I have since learned that medical and educational professionals like to "ease" parents into a potential diagnosis.  They seem to think that is acceptable, and we parents appreciate the steps leading to a devastating reality.  NOT TRUE.  At least, in my case, I'd prefer to be told the worst case scenario, and then ease up if necessary.  Each diagnosis that Ryan endured broke my heart more and more until it was finally shattered with the diagnosis of autism.

So now it comes to me and a lump.  Each nurse or doctor initially told me not to worry.  However, when each heard my family history of "lumps", the demeanor changed.

My father has survived several types of skin cancer, including melanoma.  He has also survived lung cancer.  Twice.   The last time he was given 4 months to live.  That was 13 years ago, and he is alive and well.  I call him a walking miracle.

So out will come this lump.  I told my sons individually.  Each reacted differently.  Stu freaked.  Ryan and Nick accepted it quietly.

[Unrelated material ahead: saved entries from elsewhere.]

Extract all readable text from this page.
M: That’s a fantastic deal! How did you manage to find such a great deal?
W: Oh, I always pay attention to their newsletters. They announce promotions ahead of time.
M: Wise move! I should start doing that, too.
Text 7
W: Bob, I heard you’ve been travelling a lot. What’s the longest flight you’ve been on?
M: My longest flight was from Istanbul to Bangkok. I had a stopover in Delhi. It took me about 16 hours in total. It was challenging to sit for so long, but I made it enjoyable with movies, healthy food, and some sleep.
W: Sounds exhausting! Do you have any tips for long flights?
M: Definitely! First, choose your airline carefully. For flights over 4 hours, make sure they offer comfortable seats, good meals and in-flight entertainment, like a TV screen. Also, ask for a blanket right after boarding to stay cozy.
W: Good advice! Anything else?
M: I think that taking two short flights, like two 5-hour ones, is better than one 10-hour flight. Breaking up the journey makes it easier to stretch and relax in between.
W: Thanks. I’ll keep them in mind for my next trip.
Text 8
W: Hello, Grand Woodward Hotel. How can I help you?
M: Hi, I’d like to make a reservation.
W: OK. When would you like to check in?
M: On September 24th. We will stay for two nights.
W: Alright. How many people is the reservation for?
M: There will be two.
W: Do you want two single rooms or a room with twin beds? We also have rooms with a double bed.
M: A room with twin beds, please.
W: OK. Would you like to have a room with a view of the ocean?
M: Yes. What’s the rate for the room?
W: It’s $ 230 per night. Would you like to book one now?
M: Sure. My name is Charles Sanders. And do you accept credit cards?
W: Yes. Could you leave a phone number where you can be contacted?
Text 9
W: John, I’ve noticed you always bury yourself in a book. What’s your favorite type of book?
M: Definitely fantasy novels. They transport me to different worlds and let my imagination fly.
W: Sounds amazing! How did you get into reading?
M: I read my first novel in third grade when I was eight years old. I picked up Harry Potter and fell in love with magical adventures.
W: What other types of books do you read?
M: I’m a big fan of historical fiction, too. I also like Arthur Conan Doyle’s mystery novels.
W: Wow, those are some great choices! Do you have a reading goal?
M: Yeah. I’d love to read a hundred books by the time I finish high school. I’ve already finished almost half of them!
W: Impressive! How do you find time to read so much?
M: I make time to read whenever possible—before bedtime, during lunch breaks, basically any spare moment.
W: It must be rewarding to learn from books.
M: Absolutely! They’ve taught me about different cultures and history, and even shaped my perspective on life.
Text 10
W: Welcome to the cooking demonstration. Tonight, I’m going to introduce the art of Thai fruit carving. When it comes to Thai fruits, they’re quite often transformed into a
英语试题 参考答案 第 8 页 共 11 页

Cam was on the phone, telling his friend all about it. They understand that, as of now, it's just a lump.  When it comes out, it will be sent to the lab, we'll find out if it is something more serious.

I am still not worried about me.  I am concerned about my sons and being to progress without guidance, so the focus this summer will be to give them opportunities to problem solve and be independent.  Of course, all parents strive to teach their children to be independent.  It will just take a little longer for my boys with autism.  With or without me.